Lee nodded. "I'll see to it."
And then he was gone. The silence that filled the space Helo had occupied was larger, even, than that man was himself, and considerably more imposing. Lee took advantage of it to slide down into the chair right next to her, close enough that he could feel the slight tremor that went through her legs as he moved close. He let the silence build until he began to be too aware of his own heartbeat. And folded.
"Your move, Kara."
She looked at him, the Starbuck in her eyes-wary and angry at once. And then floored him. "I think we should build that cabin, Lee."
Nothing about his posture changed, except he was suddenly gripping the edge of the table, and there were tiny white lines around his mouth. "So you'll get a divorce?"
She drew back sharply, and it told him all he needed to know.
"Great, Kara, so show me the floor plans of our new place. A second bedroom for your husband? Or I guess we could just install him right in the living room. Kitchen big enough for three. And, of course, a back door for me to sneak in and out of at night." She couldn't read him. He sounded more disgusted than angry, and he wasn't looking at her. His eyes were turned in toward himself.
She shuddered. "You're right, I was wrong. Lee. You should probably… find somewhere else to live."
He looked at her now. Far from those amber spikes that had been tearing up his flesh all morning, her eyes were pools of maple syrup, large and sad. "That would be the right thing, probably," he said eventually.
"Yeah." Her shoulders slumped.
"But the right thing's really frakked us over a bunch of times. So… nah."
"'Nah'?" she echoed faintly.
"Ask me to stay, Kara."
"Are you… are you not listening, Apollo? I don't want you to stay."
"C'mon. All you have to do is ask. Kara."
When she looked up, his eyes were… laughing at her? A slow grin spread over her face. "What's so funny?" she demanded, trying and failing to tamp down her widest smile.
"Oh, just thinking about how much louder you're gonna have to be, the next time you tell me you love me. So I'll believe you."
She felt those words skitter up her spine and in her wrists like ice, and the shock of it, the panic, made her laugh. "Look at you, Lee-daring the gods."
"Somebody has to keep those assholes honest."
"Blasphemy!
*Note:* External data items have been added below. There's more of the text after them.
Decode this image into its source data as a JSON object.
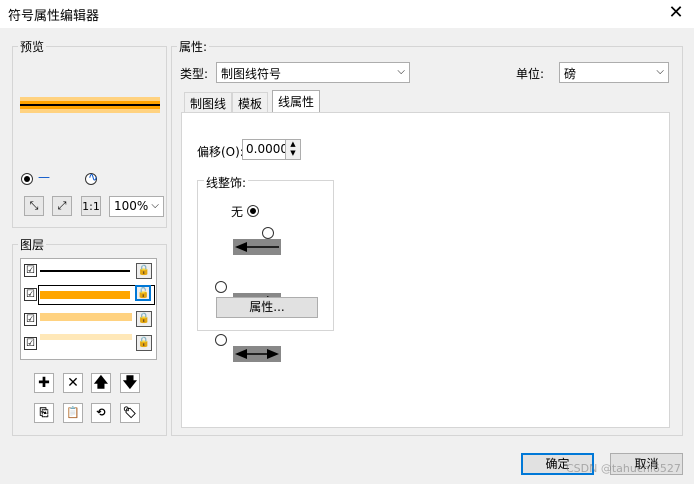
{
  "window": {
    "title": "符号属性编辑器"
  },
  "preview": {
    "group_label": "预览",
    "mode_line_label": "—",
    "mode_wave_label": "∿",
    "zoom": "100%",
    "colors": {
      "line_black": "#000000",
      "line_orange": "#ffa500",
      "line_light": "#ffd280"
    }
  },
  "layers": {
    "group_label": "图层",
    "items": [
      {
        "checked": "☑",
        "color": "#000000"
      },
      {
        "checked": "☑",
        "color": "#ffa500"
      },
      {
        "checked": "☑",
        "color": "#ffd280"
      },
      {
        "checked": "☑",
        "color": "#ffe8b8"
      }
    ]
  },
  "properties": {
    "group_label": "属性:",
    "type_label": "类型:",
    "type_value": "制图线符号",
    "unit_label": "单位:",
    "unit_value": "磅",
    "tabs": [
      "制图线",
      "模板",
      "线属性"
    ],
    "offset_label": "偏移(O):",
    "offset_value": "0.0000",
    "decoration_label": "线整饰:",
    "decoration_none": "无",
    "attributes_button": "属性..."
  },
  "footer": {
    "ok": "确定",
    "cancel": "取消",
    "watermark": "CSDN @tahuchi6527"
  }
}
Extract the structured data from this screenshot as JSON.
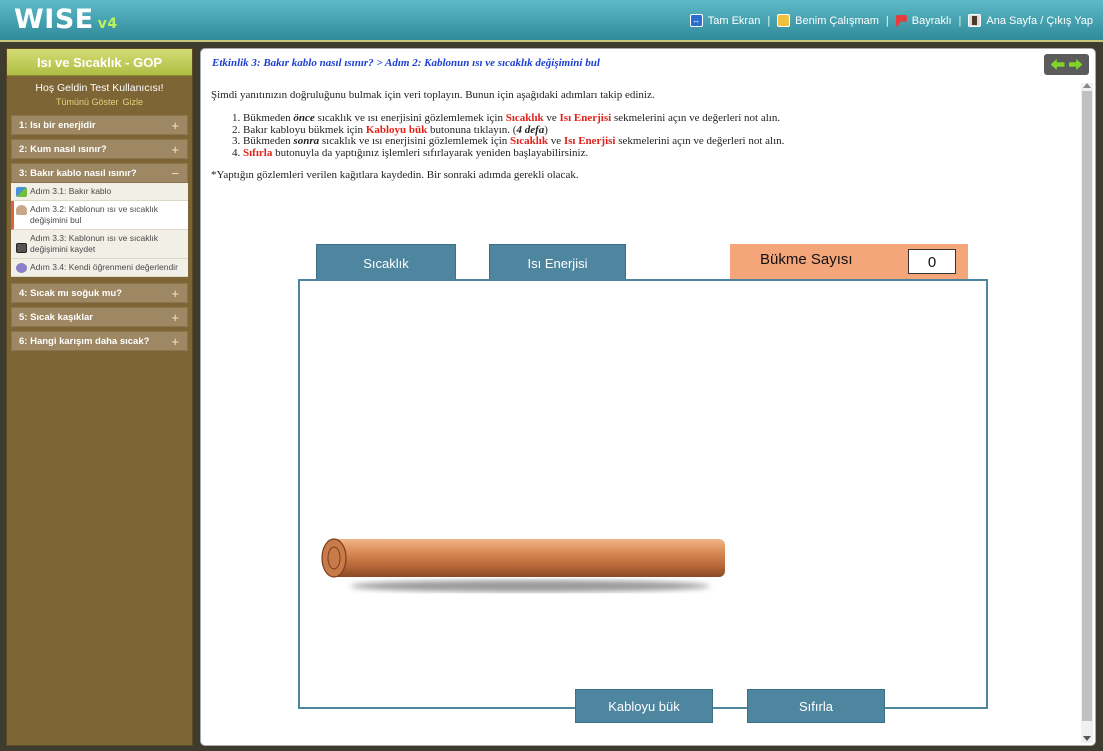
{
  "header": {
    "logo": "WISE",
    "version": "v4",
    "nav": {
      "full_screen": "Tam Ekran",
      "my_work": "Benim Çalışmam",
      "flagged": "Bayraklı",
      "home_exit": "Ana Sayfa / Çıkış Yap"
    }
  },
  "sidebar": {
    "title": "Isı ve Sıcaklık - GOP",
    "welcome": "Hoş Geldin Test Kullanıcısı!",
    "show_all": "Tümünü Göster",
    "hide": "Gizle",
    "activities": [
      {
        "label": "1: Isı bir enerjidir",
        "toggle": "+"
      },
      {
        "label": "2: Kum nasıl ısınır?",
        "toggle": "+"
      },
      {
        "label": "3: Bakır kablo nasıl ısınır?",
        "toggle": "−"
      },
      {
        "label": "4: Sıcak mı soğuk mu?",
        "toggle": "+"
      },
      {
        "label": "5: Sıcak kaşıklar",
        "toggle": "+"
      },
      {
        "label": "6: Hangi karışım daha sıcak?",
        "toggle": "+"
      }
    ],
    "steps": [
      {
        "label": "Adım 3.1: Bakır kablo",
        "icon": "graph-icon"
      },
      {
        "label": "Adım 3.2: Kablonun ısı ve sıcaklık değişimini bul",
        "icon": "person-icon"
      },
      {
        "label": "Adım 3.3: Kablonun ısı ve sıcaklık değişimini kaydet",
        "icon": "note-icon"
      },
      {
        "label": "Adım 3.4: Kendi öğrenmeni değerlendir",
        "icon": "people-icon"
      }
    ]
  },
  "main": {
    "breadcrumb": "Etkinlik 3: Bakır kablo nasıl ısınır? > Adım 2: Kablonun ısı ve sıcaklık değişimini bul",
    "intro": "Şimdi yanıtınızın doğruluğunu bulmak için veri toplayın. Bunun için aşağıdaki adımları takip ediniz.",
    "steps": {
      "s1a": "1. Bükmeden ",
      "s1b": "önce",
      "s1c": " sıcaklık ve ısı enerjisini gözlemlemek için ",
      "s1d": "Sıcaklık",
      "s1e": " ve ",
      "s1f": "Isı Enerjisi",
      "s1g": " sekmelerini açın ve değerleri not alın.",
      "s2a": "2. Bakır kabloyu bükmek için ",
      "s2b": "Kabloyu bük",
      "s2c": " butonuna tıklayın. (",
      "s2d": "4 defa",
      "s2e": ")",
      "s3a": "3. Bükmeden ",
      "s3b": "sonra",
      "s3c": " sıcaklık ve ısı enerjisini gözlemlemek için ",
      "s3d": "Sıcaklık",
      "s3e": " ve ",
      "s3f": "Isı Enerjisi",
      "s3g": " sekmelerini açın ve değerleri not alın.",
      "s4a": "4. ",
      "s4b": "Sıfırla",
      "s4c": " butonuyla da yaptığınız işlemleri sıfırlayarak yeniden başlayabilirsiniz."
    },
    "note": "*Yaptığın gözlemleri verilen kağıtlara kaydedin. Bir sonraki adımda gerekli olacak."
  },
  "simulation": {
    "tab_temperature": "Sıcaklık",
    "tab_heat": "Isı Enerjisi",
    "bend_count_label": "Bükme Sayısı",
    "bend_count": "0",
    "bend_button": "Kabloyu bük",
    "reset_button": "Sıfırla"
  },
  "colors": {
    "accent_teal": "#4e86a0",
    "highlight_red": "#e0221b",
    "breadcrumb_blue": "#1c3fd4",
    "counter_bg": "#f5a57a",
    "sidebar_bg": "#7d6535",
    "wire_copper": "#d98a55"
  }
}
From an Adama! I'm shocked."
He laughed. "At least I've become a believer."
"No! You, a convert? Alert the oracles!" He'd turned to her now, squeezed her thigh between his knees. "What made you change your mind?"
He grabbed her hands and pressed them, too, between his. His mouth was still smiling, but his eyes had turned grave. "There was this dead pilot who had a set of codes that jumped Galactica directly into paradise." He squeezed her fingers. "Everyone believes in the gods, now. If I'd never met you, I'd believe in them." Then he laughed again. "I just think it's a shame that I'm never gonna get to punch a single one of them in the face." He pressed a quick kiss to her forehead. "I have that meeting. Be back in a few hours."
He was halfway out the door-right in between the Marines, and they were definitely listening, would definitely talk about all of this later, but Kara didn't care. "Hey-Lee?"
He heard the name she used and mentally rolled some dice. "Yeah?"
"You'll-stay?" She swallowed. "'Til the end, I mean?"
He made a decision to be happy about what he didn't hear, instead of terrified by what he did. It was the luckiest and the unluckiest roll-Viper eyes. So he laughed again. "Count on it."
As he walked away, she sank down on their bed, her knees shaking, hoping this new truce was more manageable than their last ones.